Although particular step sequences are shown, described, and claimed, it should be understood that steps may be performed in any order, separated or combined unless otherwise indicated and will still benefit from the present disclosure.

The foregoing description is exemplary rather than defined by the limitations within. Various non-limiting embodiments are disclosed herein, however, one of ordinary skill in the art would recognize that various modifications and variations in light of the above teachings will fall within the scope of the appended claims It is therefore to be understood that within the scope of the appended claims, the disclosure may be practiced other than as specifically described. For that reason the appended claims should be studied to determine true scope and content.

Claims

1. A filter comprising:

a filter screen with at least one hollow member; and

a heating element within said at least one hollow member.

2. The filter as recited in claim 1, wherein said filter screen is manufactured of a metal alloy.

3. The filter as recited in claim 2, wherein said heating element does not contact a fuel.

4. The filter as recited in claim 2, wherein said heating element heats a fuel via conduction through said filter screen.

5. The filter as recited in claim 1, wherein said filter screen is in-line with a fuel conduit.

6. The filter as recited in claim 1, wherein said filter screen prevents passage of particles greater in size than 1500 microns.
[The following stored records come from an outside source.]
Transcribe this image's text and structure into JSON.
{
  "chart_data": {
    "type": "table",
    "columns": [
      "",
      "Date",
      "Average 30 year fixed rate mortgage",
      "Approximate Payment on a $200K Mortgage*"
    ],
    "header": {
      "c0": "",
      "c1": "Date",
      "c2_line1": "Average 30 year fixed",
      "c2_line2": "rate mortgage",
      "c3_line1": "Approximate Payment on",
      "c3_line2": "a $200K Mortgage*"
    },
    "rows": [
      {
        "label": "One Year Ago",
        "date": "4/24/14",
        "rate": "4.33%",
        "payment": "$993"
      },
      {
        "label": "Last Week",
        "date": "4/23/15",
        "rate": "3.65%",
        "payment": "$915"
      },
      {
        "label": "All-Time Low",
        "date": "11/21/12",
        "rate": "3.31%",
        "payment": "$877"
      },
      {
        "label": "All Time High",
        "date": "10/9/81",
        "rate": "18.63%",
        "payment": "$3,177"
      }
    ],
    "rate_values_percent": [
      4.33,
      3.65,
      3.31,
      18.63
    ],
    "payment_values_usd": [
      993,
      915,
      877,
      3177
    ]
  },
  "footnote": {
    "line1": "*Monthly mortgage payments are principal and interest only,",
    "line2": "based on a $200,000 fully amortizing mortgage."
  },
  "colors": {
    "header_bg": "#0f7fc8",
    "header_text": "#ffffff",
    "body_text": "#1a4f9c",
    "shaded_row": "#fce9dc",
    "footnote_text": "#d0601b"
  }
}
7. An aircraft fuel system comprising:

a fuel conduit; and

a filter screen in-line with said fuel conduit, said filter screen heated via conduction.

8. The system as recited in claim 7, wherein said filter screen is manufactured of a metal alloy.

9. The system as recited in claim 7, further comprising a heating element within said filter screen.

11. The system as recited in claim 9, wherein said heating element is within said filter screen, said filter screen within a fuel filter.

12. The system as recited in claim 9, wherein said heating element heats a fuel via conduction through said filter screen.

13. The system as recited in claim 9, wherein said filter screen provides a pressure drop of less than 0.5 psi.

14. The system as recited in claim 9, wherein said filter screen prevents passage of particles greater in size than 1500 microns.

15. The system as recited in claim 1, wherein said fuel filter is upstream of a heat exchanger.

16. A method of filtering comprising:

heating a filter screen in communication with a fluid via conduction.

17. The method as recited in claim 16, further comprising locating the filter screen in contact with a fuel.

18. The method as recited in claim 16, further comprising locating the filter screen in-line with a fuel conduit.

19. The method as recited in claim 16, further comprising locating the filter screen in-line with a fuel conduit.

20. The method as recited in claim 16, further comprising locating a heating element within at least one hollow member of the filter screen.